Wednesday, December 17, 2008

Myth: It is practical to assign ICD-10-CM codes manually

The proposed rule to mandate the switch to ICD-10-CM states:

It would be impractical to attempt to manually assign SNOMED–CT codes. The number of terms and level of detail in a reference of clinical terminology such as SNOMED CT cannot be effectively managed without automation,...

By implication, then, it would be practical to assign ICD-10-CM codes manually. Otherwise this supposed disadvantage of SNOMED-CT would not be a factor in HHS' decision to reject SNOMED-CT.

Let us examine this claim further.

ICD-10-CM, by all accounts we have seen--including the proposed rule itself, contains approximately 68,000 codes.

First, we think the very notion that the human brain can cope with 68,000 codes and reliably and manually assign a few of them correctly to patient visits or hospitalizations has no face validity.

Second, even with the manual assignment of the 13,000 codes of ICD-9-CM, there is and has been tremendous variability and low reliability. The Department of Veterans Affairs (VA) conducted a study that found substantial variability in assignment of ICD-9-CM codes:

Based on this study, OHI concluded that the coding of the primary and secondary diagnoses varied widely. The implications of this variability has to be considered when assessing the validity of health services research, health care program planning, quality assurance, utilization review, and resource allocation for VA Medical Centers based on ICD-9-CM codes or DRG information.

While OHI was not evaluating the coding "error rate" in this study, the coding variability observed in the study was comparable to error rates noted in earlier Institute of Medicine (IOM) studies. We found a 60.6 percent agreement in the primary diagnosis code among the original coders and our expert coder. The IOM studies documented a 65.2 percent agreement on the principal diagnosis code, in 1977, and a 63.4 percent agreement on the principal diagnosis code of the records analyzed in 1980. Thus, in all three studies there was approximately a 2/3's agreement in the coding of the medical record.

Even among the expert coders, there was a 19 percent disagreement on the primary diagnosis code. Since our expert coders were highly qualified, this high rate of disagreement caused OHI to question the reliability of the selection of the primary diagnosis and, thus, the accuracy of coded information.

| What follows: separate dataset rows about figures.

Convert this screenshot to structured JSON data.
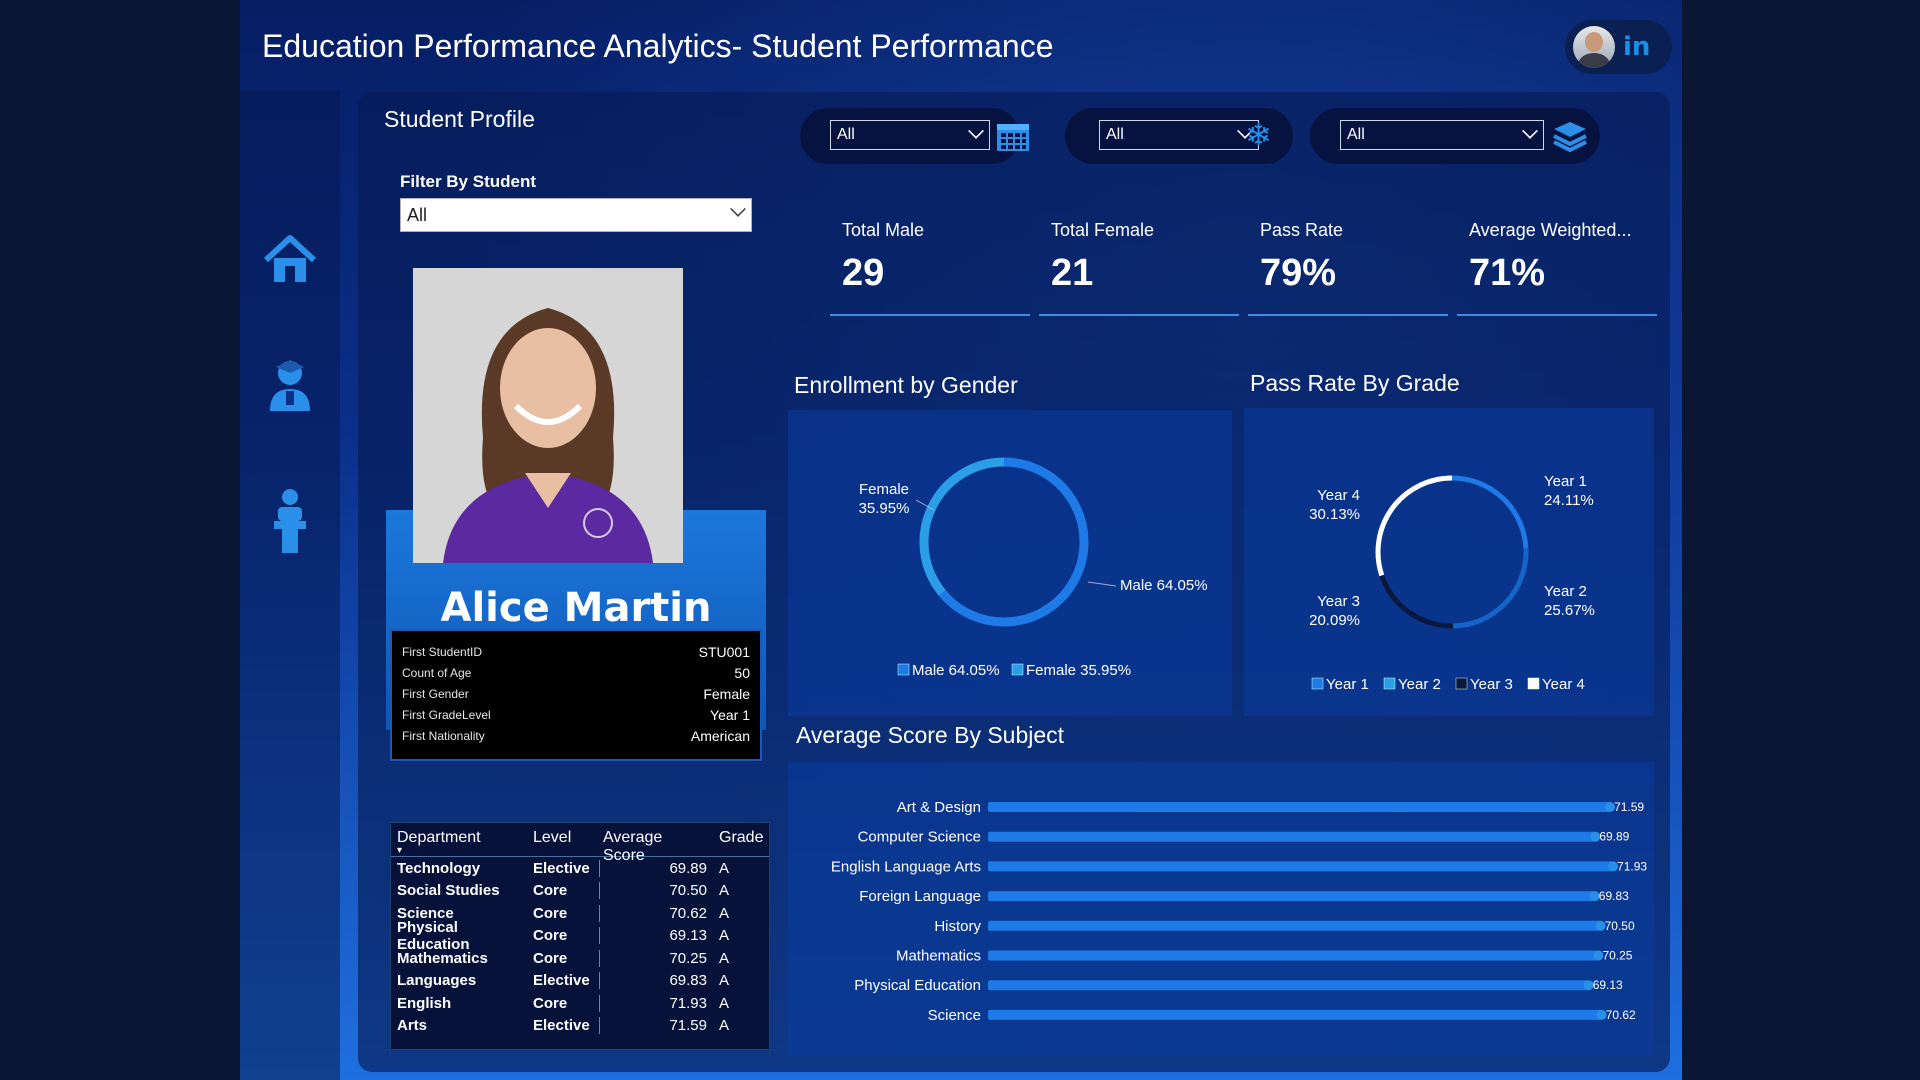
{
  "app_title": "Education Performance Analytics- Student Performance",
  "header": {
    "social_icon": "linkedin-icon"
  },
  "nav": {
    "items": [
      {
        "icon": "home-icon"
      },
      {
        "icon": "student-icon"
      },
      {
        "icon": "teacher-icon"
      }
    ]
  },
  "student_profile": {
    "title": "Student Profile",
    "filter_label": "Filter By Student",
    "filter_value": "All",
    "name": "Alice Martin",
    "info": [
      {
        "key": "First StudentID",
        "value": "STU001"
      },
      {
        "key": "Count of Age",
        "value": "50"
      },
      {
        "key": "First Gender",
        "value": "Female"
      },
      {
        "key": "First GradeLevel",
        "value": "Year 1"
      },
      {
        "key": "First Nationality",
        "value": "American"
      }
    ]
  },
  "dept_table": {
    "headers": [
      "Department",
      "Level",
      "Average Score",
      "Grade"
    ],
    "rows": [
      {
        "department": "Technology",
        "level": "Elective",
        "score": "69.89",
        "grade": "A"
      },
      {
        "department": "Social Studies",
        "level": "Core",
        "score": "70.50",
        "grade": "A"
      },
      {
        "department": "Science",
        "level": "Core",
        "score": "70.62",
        "grade": "A"
      },
      {
        "department": "Physical Education",
        "level": "Core",
        "score": "69.13",
        "grade": "A"
      },
      {
        "department": "Mathematics",
        "level": "Core",
        "score": "70.25",
        "grade": "A"
      },
      {
        "department": "Languages",
        "level": "Elective",
        "score": "69.83",
        "grade": "A"
      },
      {
        "department": "English",
        "level": "Core",
        "score": "71.93",
        "grade": "A"
      },
      {
        "department": "Arts",
        "level": "Elective",
        "score": "71.59",
        "grade": "A"
      }
    ]
  },
  "slicers": [
    {
      "value": "All",
      "icon": "calendar-icon"
    },
    {
      "value": "All",
      "icon": "snowflake-icon"
    },
    {
      "value": "All",
      "icon": "layers-icon"
    }
  ],
  "kpis": [
    {
      "label": "Total Male",
      "value": "29"
    },
    {
      "label": "Total Female",
      "value": "21"
    },
    {
      "label": "Pass Rate",
      "value": "79%"
    },
    {
      "label": "Average Weighted...",
      "value": "71%"
    }
  ],
  "chart_data": [
    {
      "type": "pie",
      "title": "Enrollment by Gender",
      "slices": [
        {
          "label": "Male",
          "value": 64.05,
          "display": "Male 64.05%",
          "color": "#1e7ae6"
        },
        {
          "label": "Female",
          "value": 35.95,
          "display": "Female 35.95%",
          "color": "#2b9ee8"
        }
      ],
      "legend": [
        {
          "label": "Male 64.05%",
          "color": "#1e7ae6"
        },
        {
          "label": "Female 35.95%",
          "color": "#2b9ee8"
        }
      ]
    },
    {
      "type": "pie",
      "title": "Pass Rate By Grade",
      "slices": [
        {
          "label": "Year 1",
          "value": 24.11,
          "pct": "24.11%",
          "color": "#1e7ae6"
        },
        {
          "label": "Year 2",
          "value": 25.67,
          "pct": "25.67%",
          "color": "#1565c8"
        },
        {
          "label": "Year 3",
          "value": 20.09,
          "pct": "20.09%",
          "color": "#0a1840"
        },
        {
          "label": "Year 4",
          "value": 30.13,
          "pct": "30.13%",
          "color": "#ffffff"
        }
      ],
      "legend": [
        {
          "label": "Year 1",
          "color": "#1e7ae6"
        },
        {
          "label": "Year 2",
          "color": "#2aa0e8"
        },
        {
          "label": "Year 3",
          "color": "#0a1840"
        },
        {
          "label": "Year 4",
          "color": "#ffffff"
        }
      ]
    },
    {
      "type": "bar",
      "title": "Average Score By Subject",
      "categories": [
        "Art & Design",
        "Computer Science",
        "English Language Arts",
        "Foreign Language",
        "History",
        "Mathematics",
        "Physical Education",
        "Science"
      ],
      "values": [
        71.59,
        69.89,
        71.93,
        69.83,
        70.5,
        70.25,
        69.13,
        70.62
      ],
      "labels": [
        "71.59",
        "69.89",
        "71.93",
        "69.83",
        "70.50",
        "70.25",
        "69.13",
        "70.62"
      ],
      "color": "#1e7ae6"
    }
  ]
}
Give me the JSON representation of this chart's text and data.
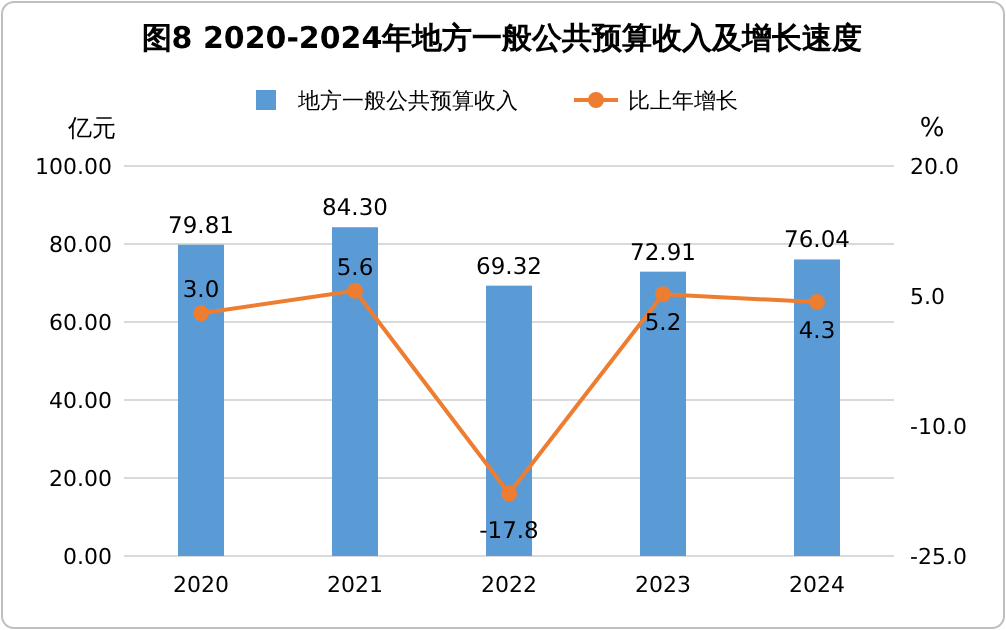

A study of ICD-9-CM coding in psychiatry concluded:

The question was addressed how well mental health professionals were able to translate diagnostic formulations into ICD-9-CM codes. This was done with three coder groups and under two conditions. It was found that there was insufficient interrater agreement on the ICD-codes in all groups and conditions. This finding then was related to the inadequacies of the ICD-system itself. It was concluded that current mental health statistics that are based on the ICD-9-CM coding system are without scientific value.

A study of ICD-9-CM coding in intensive care concluded:

In a multicenter database designed primarily for epidemiological and cohort studies in ICU patients, the coding of medical diagnoses varied between different observers. This could limit the interpretation and validity of research and epidemiological programs using diagnoses as inclusion criteria.

Since other nations have already switched to ICD-10 or their own national variant of it (none of which has even half as many as 68,000 codes), what has their experience been with ICD-10? Better coding? No.

One study of the reliability of coding with ICD-10 concluded:

The refinement of the ICD-10 accompanied by innumerous coding rules has established a complex environment that leads to significant uncertainties even for experts. Use of coded data for quality management, health care financing, and health care policy requires a remarkable simplification of ICD-10 to receive a valid image of health care reality.

A study from Canada even compared the quality of coding between ICD-9 and ICD-10 and concluded:

The implementation of ICD-10 coding has not significantly improved the quality of administrative data relative to ICD-9-CM.

So then, manual assignment of ~13,000 ICD-9-CM codes in the U.S. and elsewhere, and the manual assignment of ~13,000-30,000 ICD-10 codes (depending on national variant), have not been "effectively managed".

It brings to mind the old adage, those who live in glass houses should not throw stones.

So what of SNOMED-CT? How many disease codes are we looking at?

The July, 2008 version of SNOMED-CT, by contrast, has 63,731 active disease concepts. [1]

SNOMED-CT, therefore, actually has fewer disease codes than ICD-10-CM! It is hard to imagine that manual assignment of SNOMED-CT disease codes could be managed any less effectively than manual assignment of ICD-10-CM disease codes.[2]

Myth: Busted.

[1]Because SNOMED-CT, unlike ICD-10-CM, comes in machine-readable format, these kinds of exact counts are easy to make.

[2]Note that we are not advocating SNOMED-CT for disease coding. And studies conducted thus far have shown lack of reliability in SNOMED-CT disease coding as well.